Not There YetThere have been many things happening in my life since I have last written. I have met a new soul mate and lover. She is hard to describe becase we connect so well. In some ways our relationship is complicated because our love is so deep and it came about so fast. In other ways it is simple as neither of us claims to be the solution to the other's problems. We are just who we are and we connect very well.
Other things have changed. My son after some very wild mood swings is on some new medication and is acting like a human being again (at least as much as any 17 year old). He told my wife about my girlfriend and has threatened to tell her my girlfriend sleeps over once in a while as well. I no longer care about such things so the treats do not matter to me. We are starting to connect again which is good. My 21 year old son has lost his job in another state and may be moving back as well.
My second D-day is coming July 1 when my stbx comes back from her sister's house to live with her mother on the other side of town. She has asked me to leave the house for a weekend so she can get her things. I think a much better idea is to put her stuff in storage so she can pick them up. I hope I can leave her plants and the cat with her mom before then. She has stuck me with the house and its negative 9,000 equity so I will be damned if she will have me move out just so she can pick up her stuff.

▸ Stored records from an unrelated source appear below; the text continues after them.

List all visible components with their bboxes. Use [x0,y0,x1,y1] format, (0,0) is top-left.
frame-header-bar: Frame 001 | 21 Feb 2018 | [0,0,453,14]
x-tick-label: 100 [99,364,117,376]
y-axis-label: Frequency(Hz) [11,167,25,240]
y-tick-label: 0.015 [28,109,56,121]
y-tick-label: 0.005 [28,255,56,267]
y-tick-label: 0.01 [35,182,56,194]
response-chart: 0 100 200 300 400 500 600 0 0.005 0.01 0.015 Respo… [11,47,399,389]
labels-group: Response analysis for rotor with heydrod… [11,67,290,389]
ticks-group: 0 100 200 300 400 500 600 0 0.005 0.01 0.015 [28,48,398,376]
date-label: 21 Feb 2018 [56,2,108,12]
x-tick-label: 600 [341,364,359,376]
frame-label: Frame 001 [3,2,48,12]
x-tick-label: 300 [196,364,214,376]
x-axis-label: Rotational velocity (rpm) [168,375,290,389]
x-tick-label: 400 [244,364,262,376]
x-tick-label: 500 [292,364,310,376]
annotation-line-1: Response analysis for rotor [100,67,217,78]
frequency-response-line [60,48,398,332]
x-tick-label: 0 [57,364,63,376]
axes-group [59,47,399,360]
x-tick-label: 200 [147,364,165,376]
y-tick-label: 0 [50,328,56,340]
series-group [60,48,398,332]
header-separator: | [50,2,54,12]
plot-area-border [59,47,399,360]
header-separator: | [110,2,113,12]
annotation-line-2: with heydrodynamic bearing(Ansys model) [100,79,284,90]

I do not understand divorce lawyers, either hers (who is also her sister in law), or mine. The first offer was for me to pay my wife 2,000 in support, the cost of her health care plan and support for our son. This came to almost 3,000 dollars. This amounted to 88% of my net income. Why would any lawyer waste their time or their client's time with such a proposal? When I told my stbx that I would probably have to work a second job just to pay her any support (we were living paycheck to paycheck our entire marriage no matter how much I made), she decided it would be better for her to have custody of our son and for her to keep the house. Originally she was going to leave and give me the house and custody of our son. Then she found out she could not get along with my son even for a short time she decided I should move back and keep custody. Then her offer dropped the 500 support she was asking for but didn't reduce the amount of support she was asking to compensate me for support. So her second offer of 2500 a month was really asking for more of me. The first offer also didn't mention a car. I had told my wife she could keep the only running car we had but that was before I knew she was going to ask for 88% of my net income!
Now there is this big stalemate as her lawyer keeps coming up with lame arguments and I keep giving her hard data to show that no matter how you paint it her offers are out of touch with reality. I am sure my offer to her would exceed anything a judge in court would order me to pay (we are trying for a disilution). Yet she is still stuck on this 2,000 a month, plus medical, plus the car, plus (the latest twist), vision and dental coverage. The first offer was crazy and each subsequent offer asks for more!
Now she has asked to see the finplan numbers. Finplan is (to me), a lame piece of software lawyers use to figure out what the after tax consequences are of different support levels and how the income levels out at different levels. The fact that I can show them a spreadsheet that documents how I cannot possibly live on the amount of income I have left after any of their proposals doesn't seem to faze either of them. They keep discussing the numbers as if there is something to discuss. Are lawyers that clueless about how to figure out a person's net income? I have no real assets and only one job. I gave them my pay stubs and the IRS tax tables are very easy to find on the IRS web site. How hard can it be? If all divorce lawyers need to spend weeks figuring this stuff out I am going to make a killing in consulting fees real soon. I realize they are not accountants as I am but they did go to college didn't they? It is not rocket science! I don't listen to them explain a point of divorce law to me and have to discuss it for weeks to get it through my head. I want to get both of them in a room, slap them both upside the head and tell them 88% of my net income is 88% of my net income. Take your family income, multiply it by .12 and tell me how you would like to pay you present mortgage, utilities, food, car payments and upkeep, insurance and other expenses with that. Everyone at home in EP land try it and see what the figure looks like and tell me what you think of the prospect of living on that!
The issue is that simple but these over educated knuckleheads are hung up on everything except for the simple fact it would be impossible for me to pay the amount they are asking for. I would become homeless and then they would get nothing. Are all divorces like this????